√(7x+1) - √x = 6x

Let's solve the equation step by step:

Given:
\[ \text{can}(7x + 1) - \text{can}(x) = 6x \]

First, let's clarify what "can" represents. If "can" is a function, let's denote it as \( f \). So the equation becomes:
\[ f(7x + 1) - f(x) = 6x \]

To solve this, we need to find a function \( f \) that satisfies this equation. One way to approach this is to consider the properties of the function \( f \).

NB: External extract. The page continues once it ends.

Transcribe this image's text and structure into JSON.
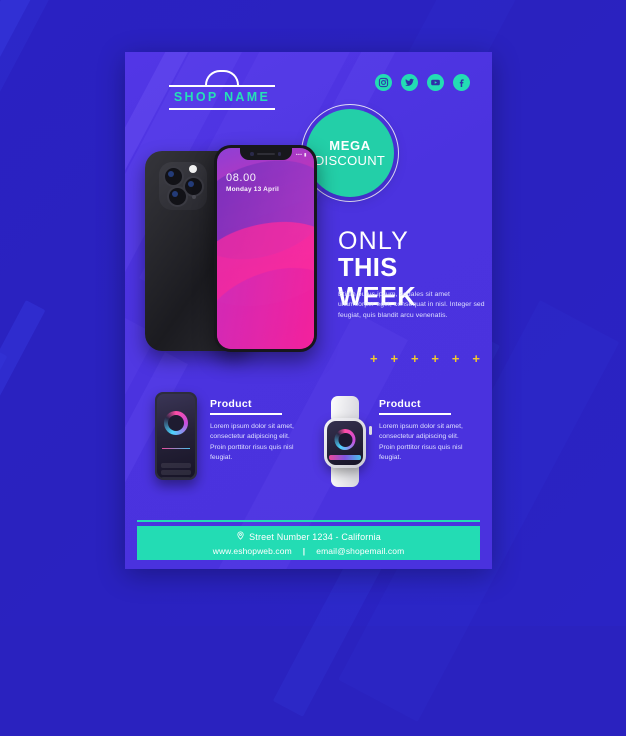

Let's assume \( f \) is a linear function of the form \( f(x) = ax + b \), where \( a \) and \( b \) are constants. Then:
\[ f(7x + 1) = a(7x + 1) + b = 7ax + a + b \]
\[ f(x) = ax + b \]

Substitute these into the original equation:
\[ (7ax + a + b) - (ax + b) = 6x \]

Simplify the left-hand side:
\[ 7ax + a + b - ax - b = 6x \]
\[ 6ax + a = 6x \]

For this equation to hold for all \( x \), the coefficients of \( x \) on both sides must be equal, and the constant terms must also be equal. Therefore:
\[ 6a = 6 \]
\[ a = 1 \]

And the constant term:
\[ a = 0 \]

So, \( a = 1 \).

Thus, the function \( f(x) = x \) satisfies the given equation. Therefore, the function "can" is the identity function, \( f(x) = x \).

So the solution to the equation is:
\[ \text{can}(x) = x \]

Thus:
\[ \text{can}(7x + 1) - \text{can}(x) = 6x \]
\[ (7x + 1) - x = 6x \]
\[ 7x + 1 - x = 6x \]
\[ 6x + 1 = 6x \]

This confirms that our function \( f(x) = x \) is correct.